Schools and child care centers are uniquely positioned to detect these issues early and link children to supportive services and formal assessments. Early interventions may mitigate the direst consequences of childhood trauma and frequently demonstrate positive effects on long-term health. Specifically, efforts by schools and child care settings to consider a child’s history of trauma and subsequent coping strategies—an approach commonly called trauma-informed care—are likely to be highly valuable in mitigating some of the consequences of ACEs.
Children who grow up in households with family members with an untreated substance use disorder (SUD) or mental illness often witness significant dysfunction.
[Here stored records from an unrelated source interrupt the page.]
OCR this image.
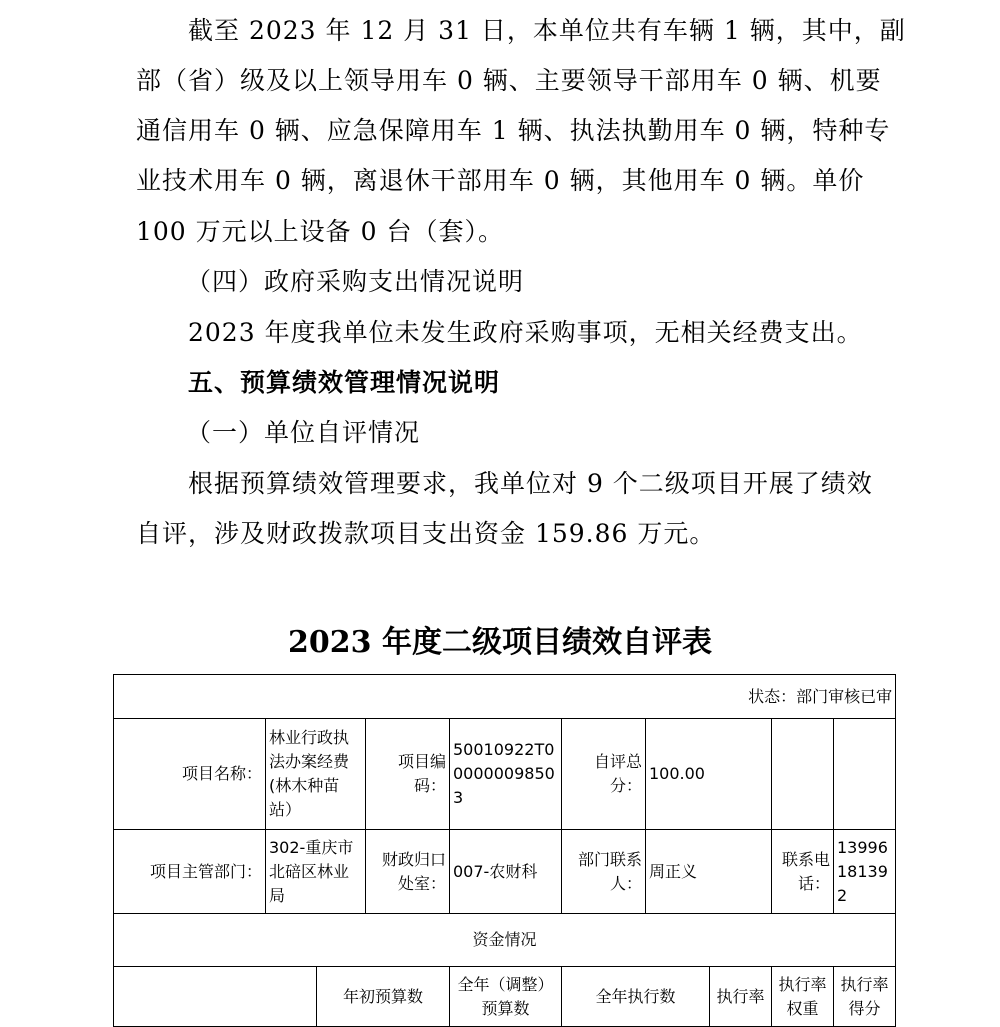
截至 2023 年 12 月 31 日，本单位共有车辆 1 辆，其中，副
部（省）级及以上领导用车 0 辆、主要领导干部用车 0 辆、机要
通信用车 0 辆、应急保障用车 1 辆、执法执勤用车 0 辆，特种专
业技术用车 0 辆，离退休干部用车 0 辆，其他用车 0 辆。单价
100 万元以上设备 0 台（套）。
（四）政府采购支出情况说明
2023 年度我单位未发生政府采购事项，无相关经费支出。
五、预算绩效管理情况说明
（一）单位自评情况
根据预算绩效管理要求，我单位对 9 个二级项目开展了绩效
自评，涉及财政拨款项目支出资金 159.86 万元。
2023 年度二级项目绩效自评表
状态：部门审核已审									
项目名称：	林业行政执法办案经费(林木种苗站）		项目编码：	50010922T000000098503	自评总分：	100.00			
项目主管部门：	302-重庆市北碚区林业局		财政归口处室：	007-农财科	部门联系人：	周正义		联系电话：	13996181392
资金情况									
		年初预算数		全年（调整）预算数	全年执行数		执行率	执行率权重	执行率得分
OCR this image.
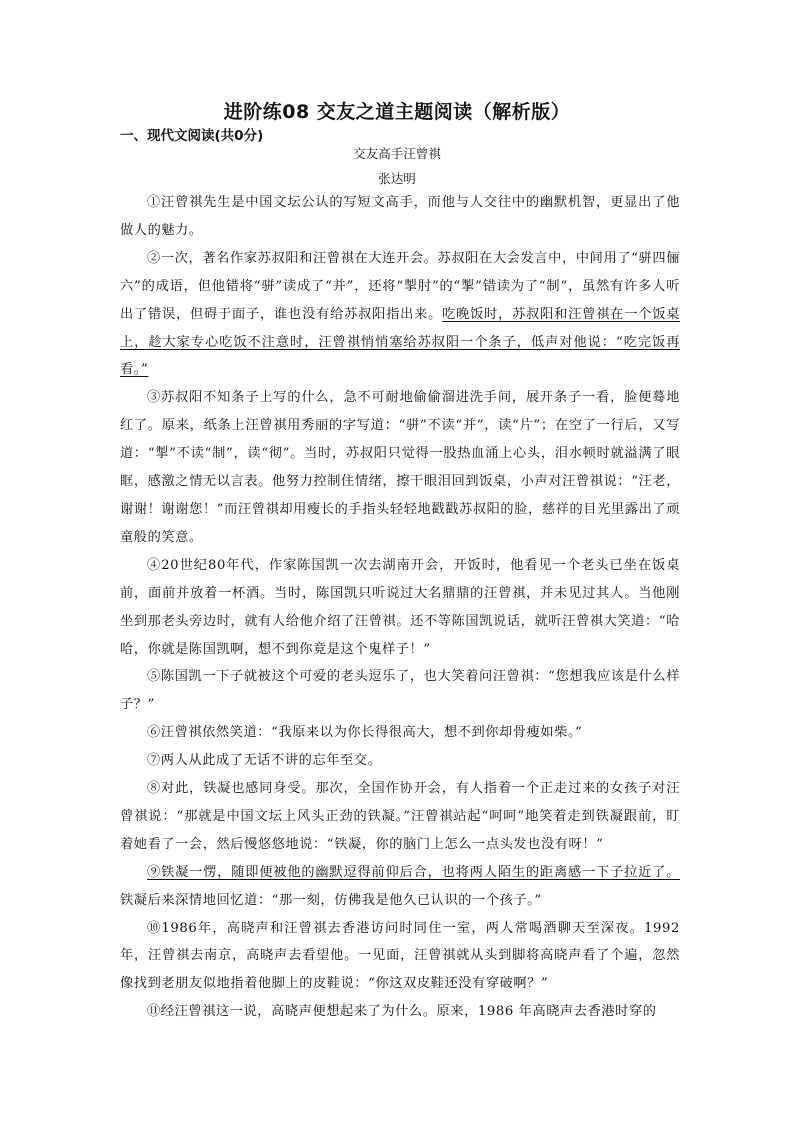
进阶练08 交友之道主题阅读（解析版）
一、现代文阅读(共0分)
交友高手汪曾祺
张达明

①汪曾祺先生是中国文坛公认的写短文高手，而他与人交往中的幽默机智，更显出了他做人的魅力。

②一次，著名作家苏叔阳和汪曾祺在大连开会。苏叔阳在大会发言中，中间用了“骈四俪六”的成语，但他错将“骈”读成了“并”，还将“掣肘”的“掣”错读为了“制”，虽然有许多人听出了错误，但碍于面子，谁也没有给苏叔阳指出来。吃晚饭时，苏叔阳和汪曾祺在一个饭桌上，趁大家专心吃饭不注意时，汪曾祺悄悄塞给苏叔阳一个条子，低声对他说：“吃完饭再看。”

③苏叔阳不知条子上写的什么，急不可耐地偷偷溜进洗手间，展开条子一看，脸便蓦地红了。原来，纸条上汪曾祺用秀丽的字写道：“骈”不读“并”，读“片”；在空了一行后，又写道：“掣”不读“制”，读“彻”。当时，苏叔阳只觉得一股热血涌上心头，泪水顿时就溢满了眼眶，感激之情无以言表。他努力控制住情绪，擦干眼泪回到饭桌，小声对汪曾祺说：“汪老，谢谢！谢谢您！”而汪曾祺却用瘦长的手指头轻轻地戳戳苏叔阳的脸，慈祥的目光里露出了顽童般的笑意。

④20世纪80年代，作家陈国凯一次去湖南开会，开饭时，他看见一个老头已坐在饭桌前，面前并放着一杯酒。当时，陈国凯只听说过大名鼎鼎的汪曾祺，并未见过其人。当他刚坐到那老头旁边时，就有人给他介绍了汪曾祺。还不等陈国凯说话，就听汪曾祺大笑道：“哈哈，你就是陈国凯啊，想不到你竟是这个鬼样子！”

⑤陈国凯一下子就被这个可爱的老头逗乐了，也大笑着问汪曾祺：“您想我应该是什么样子？”

⑥汪曾祺依然笑道：“我原来以为你长得很高大，想不到你却骨瘦如柴。”

⑦两人从此成了无话不讲的忘年至交。

⑧对此，铁凝也感同身受。那次，全国作协开会，有人指着一个正走过来的女孩子对汪曾祺说：“那就是中国文坛上风头正劲的铁凝。”汪曾祺站起“呵呵”地笑着走到铁凝跟前，盯着她看了一会，然后慢悠悠地说：“铁凝，你的脑门上怎么一点头发也没有呀！”

⑨铁凝一愣，随即便被他的幽默逗得前仰后合，也将两人陌生的距离感一下子拉近了。铁凝后来深情地回忆道：“那一刻，仿佛我是他久已认识的一个孩子。”

⑩1986年，高晓声和汪曾祺去香港访问时同住一室，两人常喝酒聊天至深夜。1992年，汪曾祺去南京，高晓声去看望他。一见面，汪曾祺就从头到脚将高晓声看了个遍，忽然像找到老朋友似地指着他脚上的皮鞋说：“你这双皮鞋还没有穿破啊？”

⑪经汪曾祺这一说，高晓声便想起来了为什么。原来，1986 年高晓声去香港时穿的
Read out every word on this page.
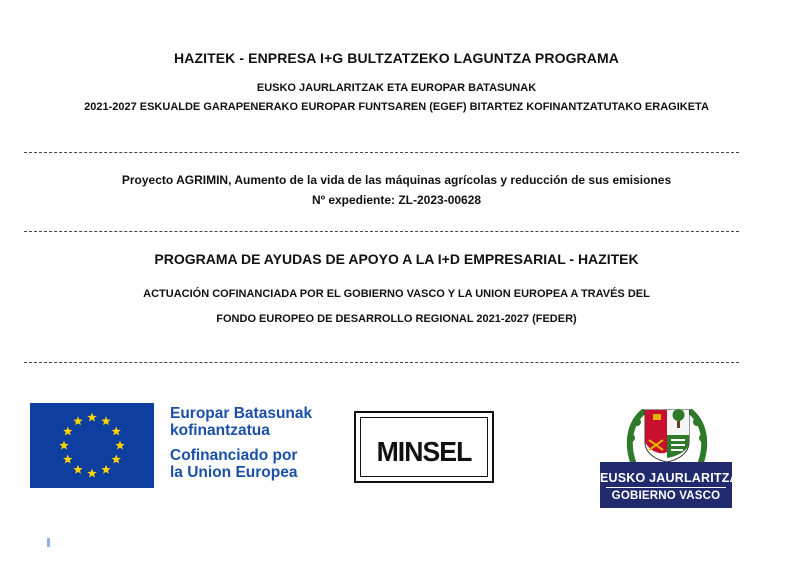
HAZITEK - ENPRESA I+G BULTZATZEKO LAGUNTZA PROGRAMA
EUSKO JAURLARITZAK ETA EUROPAR BATASUNAK
2021-2027 ESKUALDE GARAPENERAKO EUROPAR FUNTSAREN (EGEF) BITARTEZ KOFINANTZATUTAKO ERAGIKETA
Proyecto AGRIMIN, Aumento de la vida de las máquinas agrícolas y reducción de sus emisiones
Nº expediente: ZL-2023-00628
PROGRAMA DE AYUDAS DE APOYO A LA I+D EMPRESARIAL - HAZITEK
ACTUACIÓN COFINANCIADA POR EL GOBIERNO VASCO Y LA UNION EUROPEA A TRAVÉS DEL
FONDO EUROPEO DE DESARROLLO REGIONAL 2021-2027 (FEDER)
Europar Batasunak
kofinantzatua
Cofinanciado por
la Union Europea
MINSEL
EUSKO JAURLARITZA
GOBIERNO VASCO
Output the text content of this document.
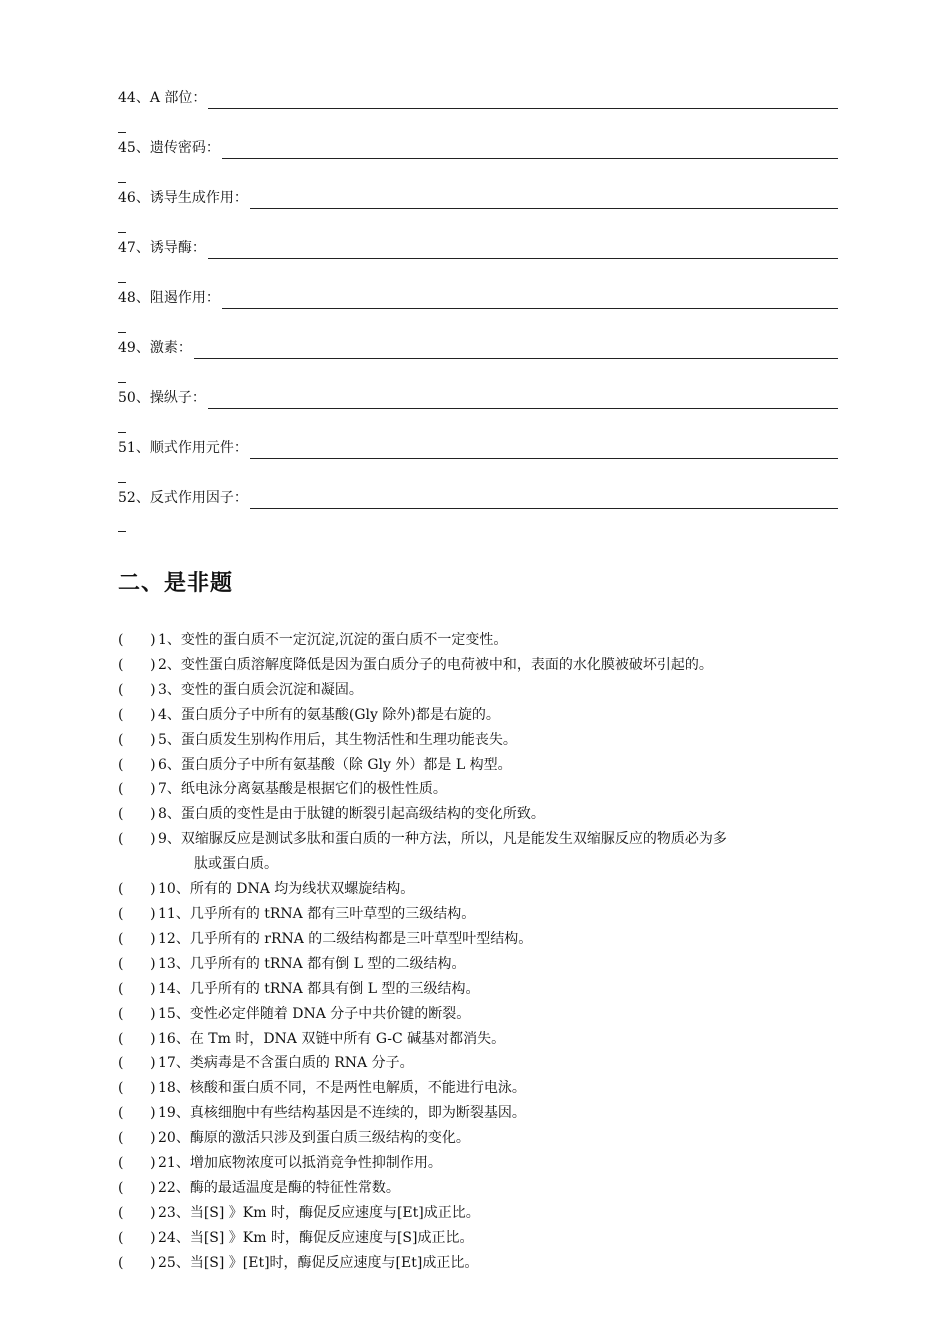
44、A 部位：
45、遗传密码：
46、诱导生成作用：
47、诱导酶：
48、阻遏作用：
49、激素：
50、操纵子：
51、顺式作用元件：
52、反式作用因子：
二、是非题
(      ) 1、变性的蛋白质不一定沉淀,沉淀的蛋白质不一定变性。
(      ) 2、变性蛋白质溶解度降低是因为蛋白质分子的电荷被中和，表面的水化膜被破坏引起的。
(      ) 3、变性的蛋白质会沉淀和凝固。
(      ) 4、蛋白质分子中所有的氨基酸(Gly 除外)都是右旋的。
(      ) 5、蛋白质发生别构作用后，其生物活性和生理功能丧失。
(      ) 6、蛋白质分子中所有氨基酸（除 Gly 外）都是 L 构型。
(      ) 7、纸电泳分离氨基酸是根据它们的极性性质。
(      ) 8、蛋白质的变性是由于肽键的断裂引起高级结构的变化所致。
(      ) 9、双缩脲反应是测试多肽和蛋白质的一种方法，所以，凡是能发生双缩脲反应的物质必为多
肽或蛋白质。
(      ) 10、所有的 DNA 均为线状双螺旋结构。
(      ) 11、几乎所有的 tRNA 都有三叶草型的三级结构。
(      ) 12、几乎所有的 rRNA 的二级结构都是三叶草型叶型结构。
(      ) 13、几乎所有的 tRNA 都有倒 L 型的二级结构。
(      ) 14、几乎所有的 tRNA 都具有倒 L 型的三级结构。
(      ) 15、变性必定伴随着 DNA 分子中共价键的断裂。
(      ) 16、在 Tm 时，DNA 双链中所有 G-C 碱基对都消失。
(      ) 17、类病毒是不含蛋白质的 RNA 分子。
(      ) 18、核酸和蛋白质不同，不是两性电解质，不能进行电泳。
(      ) 19、真核细胞中有些结构基因是不连续的，即为断裂基因。
(      ) 20、酶原的激活只涉及到蛋白质三级结构的变化。
(      ) 21、增加底物浓度可以抵消竞争性抑制作用。
(      ) 22、酶的最适温度是酶的特征性常数。
(      ) 23、当[S] 》Km 时，酶促反应速度与[Et]成正比。
(      ) 24、当[S] 》Km 时，酶促反应速度与[S]成正比。
(      ) 25、当[S] 》[Et]时，酶促反应速度与[Et]成正比。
Efforts to provide comprehensive health services may support better SUD treatment, mental health and child welfare outcomes.
- In 2019, Hawaii lawmakers implemented a task force to evaluate certain students experiencing challenges using an ACEs assessment protocol and to make recommendations regarding a statewide implementation of that protocol.
- In 2018, Missouri passed a law to establish the Trauma Informed Care Task Force to promote comprehensive trauma-informed support systems and interagency cooperation.
- In 2017, Indiana lawmakers established an opioid addiction recovery pilot program to assist expectant mothers with an opioid addiction. The program provides treatment in a residential care facility and home visitation services following discharge from the facility.
- Nineteen states have either created or funded drug treatment programs specifically for pregnant women, and 17 states and the District of Columbia provide pregnant women with priority access to state-funded drug treatment programs.